Gündüzleri hacker, geceleri gay club işletmecisi travesti dedektif kahramanımız; bu macerada, önceki romanlardan tanıdığımız Gönül'ün yardımına koşuyor. Gönül'ün kara yağız tüpçü sevgilisi Ercan'ın karısı Kader ortadan kaybolunca polis cinayet şüphesiyle Ercan'ı içeri almıştır. Ercanım katil olamaz diyen Gönül ise çareyi kahramanımıza koşmakta bulmuştur. Bizimkinin başında başka dertler de vardır; kulüpteki kızlardan Müjde'nin belalısı Hayrettin,karısını boşamış; Müjde ameliyat olsun evlensinler diye tutturmuştur. Müjde asla ve kata çükünü kestirmeye yanaşmayınca da silahla kulübü basar. Beri yandan cadaloz müzik eleştirmeni Belinda, tehdit mesajları almaktadır ve hepsi kahramanımızdan yardım istemektedir.


Çok zevkli bir okuma, herkese tavsiye ediyorum.



22 Mayıs 2013 Çarşamba

Tatlı Bela (Beautiful Disaster)

Jamie McGuire, Yabancı Yayınları


Abby üniversiteli, kendi halinde cici güzel bir kızdır. Bir gece bodrumlarda yapılan gizli dövüşlerden birinde, baştan aşağı dövmeli ve tabii çok yakışıklı, seksi, zeki vs vs Travis ile karşılaşır. Bizim anlamadığımız sebeplerden Travis, Abby'ye anında körkütük aşık olur böylece iyi kız-yaramaz oğlan aşk hikayesi ile karşı karşıya buluruz kendimizi.

Okuduğum en pespaye, en banal, en sefil kitap bu idi herhalde. Hani fanfiction diye bir şey var, millet oturup favori film, roman vs kahramanları hakkında kendi hayali hikayelerini yazıyorlar. Ben bu kitaptan daha düzgün fanfiction'lar okudum!
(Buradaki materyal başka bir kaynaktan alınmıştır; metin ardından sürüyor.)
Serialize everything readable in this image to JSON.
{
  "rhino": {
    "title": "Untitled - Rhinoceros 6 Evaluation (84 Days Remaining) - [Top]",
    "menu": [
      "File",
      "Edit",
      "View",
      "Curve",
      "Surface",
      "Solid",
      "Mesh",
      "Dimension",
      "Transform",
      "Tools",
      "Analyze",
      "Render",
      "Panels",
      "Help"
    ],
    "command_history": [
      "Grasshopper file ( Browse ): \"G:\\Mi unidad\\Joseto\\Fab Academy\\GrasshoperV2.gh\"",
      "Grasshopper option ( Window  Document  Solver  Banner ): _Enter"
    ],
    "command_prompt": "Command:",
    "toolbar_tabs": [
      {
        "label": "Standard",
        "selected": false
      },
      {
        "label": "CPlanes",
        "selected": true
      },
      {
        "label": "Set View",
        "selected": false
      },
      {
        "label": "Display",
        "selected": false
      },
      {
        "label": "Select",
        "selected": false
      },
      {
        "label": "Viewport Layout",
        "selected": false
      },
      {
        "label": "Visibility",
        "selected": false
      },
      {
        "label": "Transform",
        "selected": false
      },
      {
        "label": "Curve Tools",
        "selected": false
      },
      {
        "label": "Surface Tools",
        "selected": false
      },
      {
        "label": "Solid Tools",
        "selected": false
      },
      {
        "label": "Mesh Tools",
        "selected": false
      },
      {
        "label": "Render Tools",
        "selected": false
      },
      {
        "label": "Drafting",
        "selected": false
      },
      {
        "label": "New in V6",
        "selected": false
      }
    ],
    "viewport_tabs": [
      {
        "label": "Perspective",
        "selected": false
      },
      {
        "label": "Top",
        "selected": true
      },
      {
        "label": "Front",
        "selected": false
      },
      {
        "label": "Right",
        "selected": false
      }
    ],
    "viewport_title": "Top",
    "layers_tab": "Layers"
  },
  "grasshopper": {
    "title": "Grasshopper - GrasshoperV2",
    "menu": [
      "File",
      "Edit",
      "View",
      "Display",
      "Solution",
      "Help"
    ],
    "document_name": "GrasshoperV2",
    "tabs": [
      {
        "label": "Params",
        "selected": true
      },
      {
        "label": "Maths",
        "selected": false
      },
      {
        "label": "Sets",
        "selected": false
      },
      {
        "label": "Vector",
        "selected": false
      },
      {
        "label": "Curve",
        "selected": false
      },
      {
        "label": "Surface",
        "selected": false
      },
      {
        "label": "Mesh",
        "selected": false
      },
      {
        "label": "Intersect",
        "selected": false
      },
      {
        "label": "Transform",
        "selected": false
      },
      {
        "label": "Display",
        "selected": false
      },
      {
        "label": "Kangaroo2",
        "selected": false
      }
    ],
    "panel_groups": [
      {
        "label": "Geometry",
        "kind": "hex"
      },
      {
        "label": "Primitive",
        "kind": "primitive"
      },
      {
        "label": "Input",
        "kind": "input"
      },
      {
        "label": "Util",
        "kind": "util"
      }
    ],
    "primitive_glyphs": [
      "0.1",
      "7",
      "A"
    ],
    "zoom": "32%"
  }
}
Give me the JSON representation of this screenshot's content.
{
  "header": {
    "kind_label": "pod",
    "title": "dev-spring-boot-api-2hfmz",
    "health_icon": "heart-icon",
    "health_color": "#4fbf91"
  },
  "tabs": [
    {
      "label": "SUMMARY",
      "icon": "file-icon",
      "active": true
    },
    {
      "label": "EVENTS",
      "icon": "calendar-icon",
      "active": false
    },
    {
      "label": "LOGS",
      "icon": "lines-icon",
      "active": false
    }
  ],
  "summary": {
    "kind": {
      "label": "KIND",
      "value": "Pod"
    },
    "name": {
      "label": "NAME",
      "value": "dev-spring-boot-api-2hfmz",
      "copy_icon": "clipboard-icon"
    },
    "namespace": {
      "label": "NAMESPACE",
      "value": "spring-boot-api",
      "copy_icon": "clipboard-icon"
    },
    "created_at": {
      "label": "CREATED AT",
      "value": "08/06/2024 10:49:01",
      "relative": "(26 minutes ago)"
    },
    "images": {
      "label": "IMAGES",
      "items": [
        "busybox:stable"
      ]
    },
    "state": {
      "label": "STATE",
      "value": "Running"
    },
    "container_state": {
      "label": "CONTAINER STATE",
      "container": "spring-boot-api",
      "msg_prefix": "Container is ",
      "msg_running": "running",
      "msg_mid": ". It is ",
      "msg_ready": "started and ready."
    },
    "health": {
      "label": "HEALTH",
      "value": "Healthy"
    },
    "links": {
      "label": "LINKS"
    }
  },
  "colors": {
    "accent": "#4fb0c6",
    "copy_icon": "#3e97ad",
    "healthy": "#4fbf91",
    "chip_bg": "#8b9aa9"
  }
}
Alacakaranlık bunun yanında Savaş ve Barış gibi kaldı. Beyaz Dizilerin bile bir kalitesi var, bunda o da yok.

Paranıza yazık etmeyin, uzak durun.



20 Mayıs 2013 Pazartesi

Senden Önce Ben (Me Before You)

Jojo Moyes, Pegasus Yayınları

Yüzlerce yıllık bir şatonun eteklerine kurulmuş ufak İngiliz kasabasında genç bir kadın yaşar. 26 yaşında, renkli elbiseler ve çizgili çoraplar giymeyi seven Lou; ailesiyle beraber oturmakta, küçük hayatından memnun görünmektedir. Çalıştığı kafeterya kapanınca acil iş bulmak zorunda kalır ve 35 yaşındaki felçli Willl'e bakıcılık yapmayı kabul eder. Bir zamanlar karizmatik ve adrenalin düşkünü bir iş adamı olan Will, geçirdiği trafik kazasından sonra felçli kalmış ve hayattaki tüm umudunu yitirmiştir. Görmüş geçirmiş Will ile basit ve neşeli Lou; arkadaş olurlar. Lou, Will'e gülme sebebi vermektedir. Will ise Lou'ya hayatını değiştirme azmi kazandıracaktır.
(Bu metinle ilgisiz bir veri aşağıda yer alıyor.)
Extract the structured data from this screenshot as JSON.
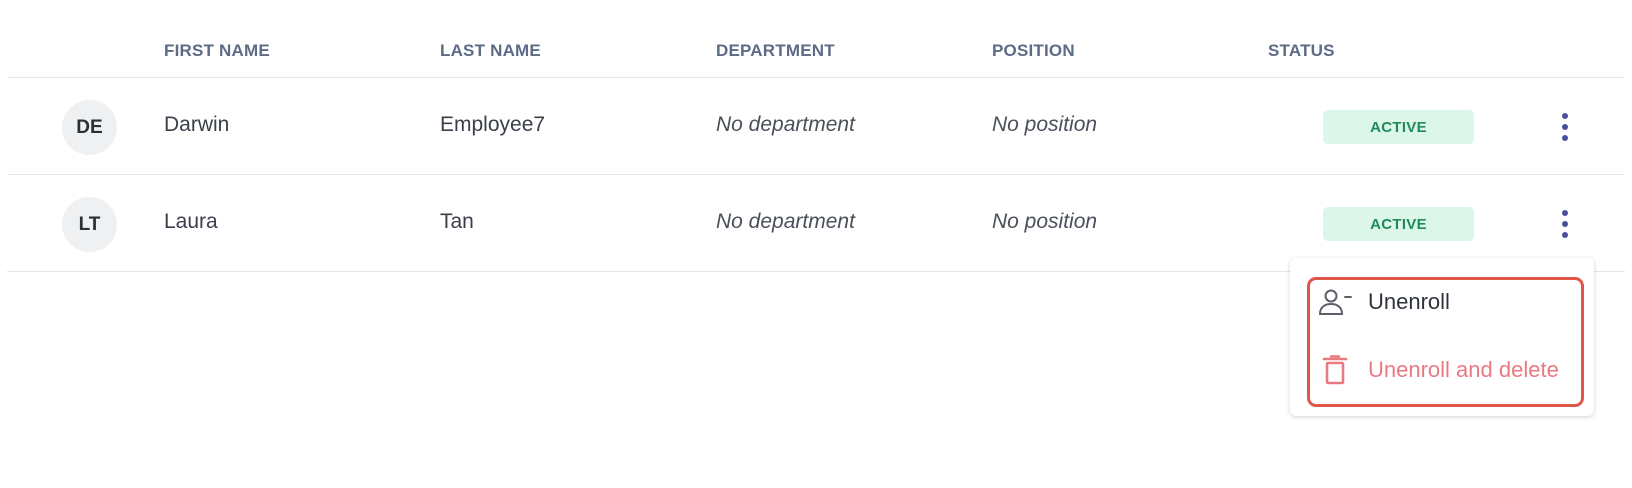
{
  "columns": {
    "first_name": "FIRST NAME",
    "last_name": "LAST NAME",
    "department": "DEPARTMENT",
    "position": "POSITION",
    "status": "STATUS"
  },
  "rows": [
    {
      "initials": "DE",
      "first_name": "Darwin",
      "last_name": "Employee7",
      "department": "No department",
      "position": "No position",
      "status": "ACTIVE"
    },
    {
      "initials": "LT",
      "first_name": "Laura",
      "last_name": "Tan",
      "department": "No department",
      "position": "No position",
      "status": "ACTIVE"
    }
  ],
  "row_menu": {
    "items": [
      {
        "label": "Unenroll",
        "icon": "user-minus-icon"
      },
      {
        "label": "Unenroll and delete",
        "icon": "trash-icon"
      }
    ]
  },
  "colors": {
    "status_active_bg": "#dcf6ea",
    "status_active_text": "#1f8a5a",
    "kebab": "#4a4f9c",
    "danger": "#ea7a82",
    "highlight_outline": "#e0574a"
  }
}
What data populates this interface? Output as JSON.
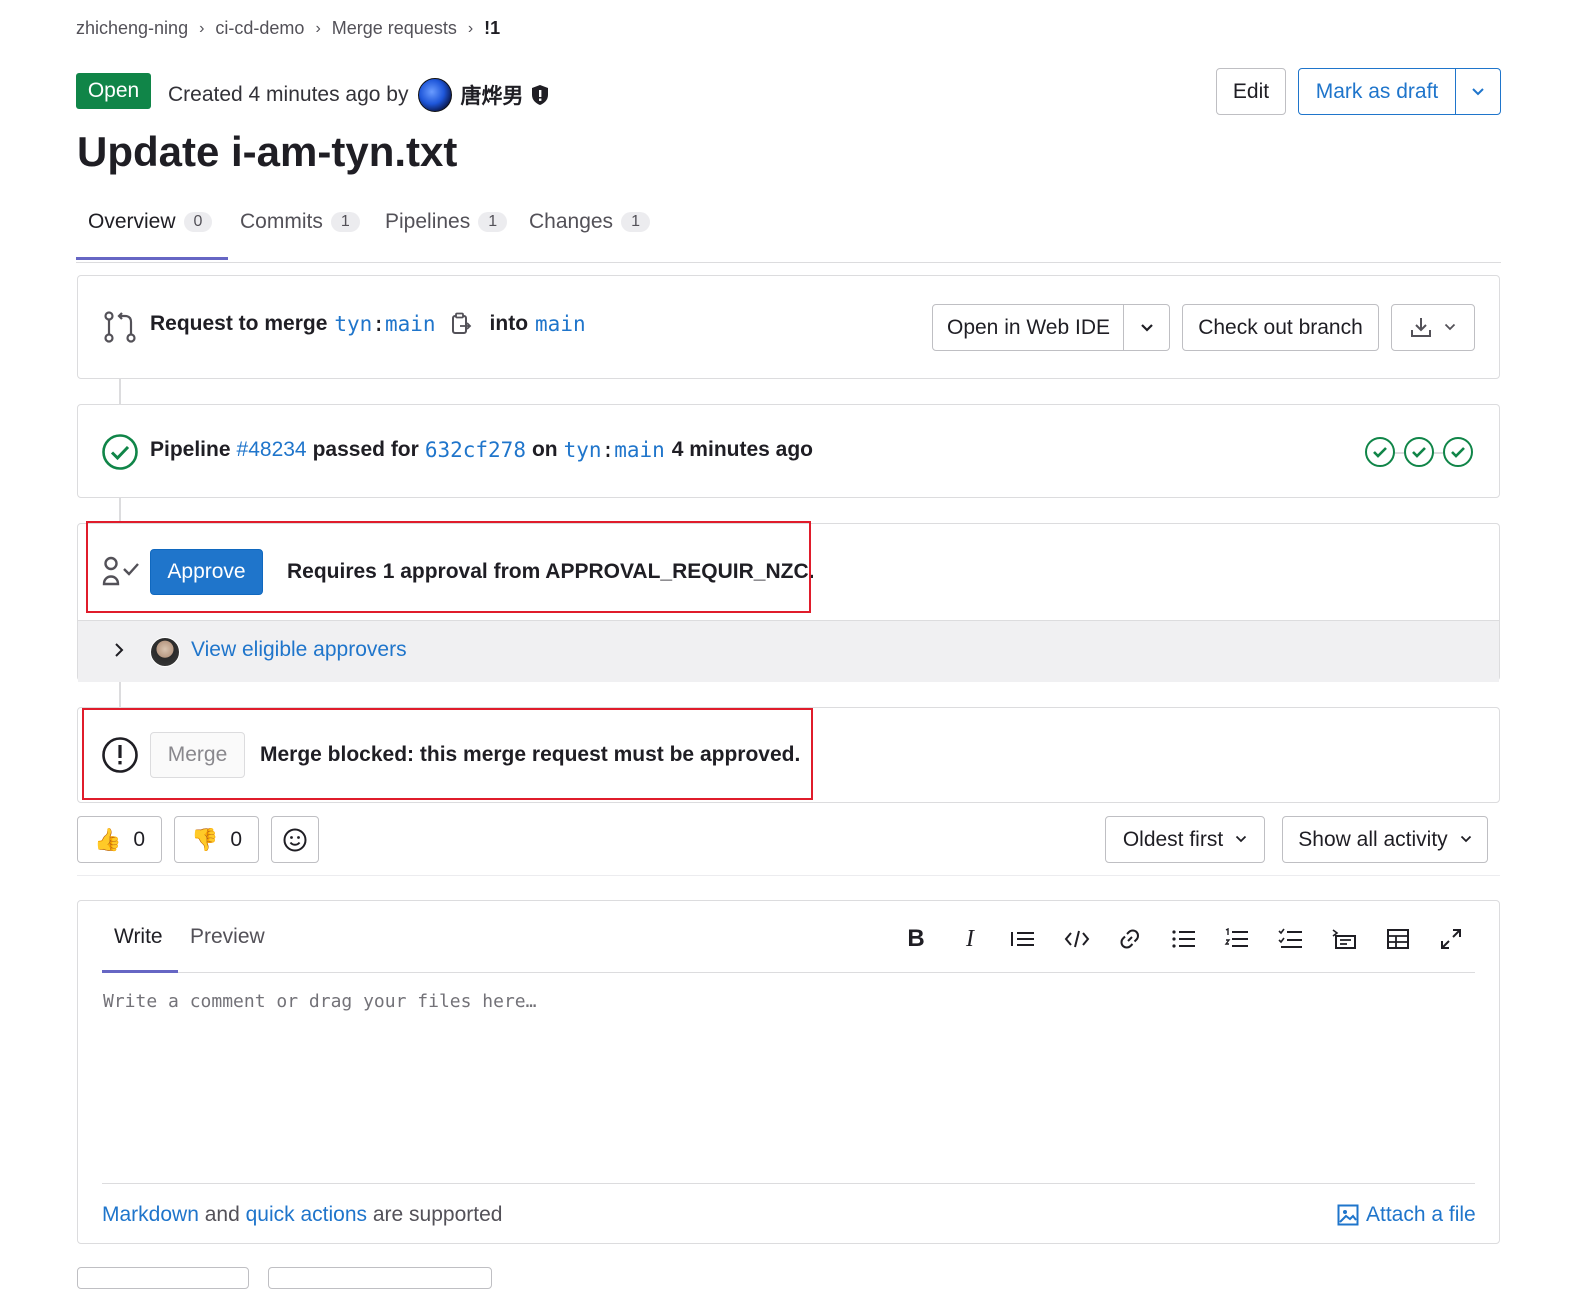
{
  "breadcrumb": [
    "zhicheng-ning",
    "ci-cd-demo",
    "Merge requests",
    "!1"
  ],
  "header": {
    "status": "Open",
    "created_text": "Created 4 minutes ago by",
    "author": "唐烨男",
    "edit_label": "Edit",
    "mark_draft_label": "Mark as draft",
    "title": "Update i-am-tyn.txt"
  },
  "tabs": [
    {
      "label": "Overview",
      "count": "0"
    },
    {
      "label": "Commits",
      "count": "1"
    },
    {
      "label": "Pipelines",
      "count": "1"
    },
    {
      "label": "Changes",
      "count": "1"
    }
  ],
  "merge_info": {
    "prefix": "Request to merge",
    "source_ns": "tyn",
    "source_branch": "main",
    "into": "into",
    "target_branch": "main",
    "open_ide": "Open in Web IDE",
    "checkout": "Check out branch"
  },
  "pipeline": {
    "label": "Pipeline",
    "id": "#48234",
    "passed_for": "passed for",
    "commit": "632cf278",
    "on": "on",
    "ns": "tyn",
    "branch": "main",
    "time": "4 minutes ago",
    "stages": [
      "passed",
      "passed",
      "passed"
    ]
  },
  "approval": {
    "button": "Approve",
    "requirement": "Requires 1 approval from APPROVAL_REQUIR_NZC.",
    "view_approvers": "View eligible approvers"
  },
  "merge": {
    "button": "Merge",
    "blocked_text": "Merge blocked: this merge request must be approved."
  },
  "reactions": {
    "thumbs_up": "0",
    "thumbs_down": "0",
    "sort": "Oldest first",
    "filter": "Show all activity"
  },
  "editor": {
    "tab_write": "Write",
    "tab_preview": "Preview",
    "placeholder": "Write a comment or drag your files here…",
    "markdown": "Markdown",
    "and": "and",
    "quick_actions": "quick actions",
    "supported": "are supported",
    "attach": "Attach a file"
  },
  "colors": {
    "success": "#108548",
    "link": "#1f75cb",
    "highlight": "#e01c2b",
    "tab_accent": "#6666c4"
  }
}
Güzel kapağı ve Amazon'daki bol yıldızlı tavsiyelere kanarak bu kitabı aldım. Konusu bin kere izlediğimiz filmlere benziyor. Hatta en başta çok sevdiğim Ayrılık Şarkısı'ndan mı esinlenmiş diye düşünmedim değil. Aslında bir sürü benzer hikayeden esinlenerek rahatlıkla okunan, dokunaklı bir hikaye yazmış Jojo Moyes. Tekerlekli sandalye ile hayatın içine karışmanın aslında ne denli zor olabileceğini (olmayan rampalar, tekerleklerin saplandığı kum zeminler vs) anlatan kısımları da önemli buldum.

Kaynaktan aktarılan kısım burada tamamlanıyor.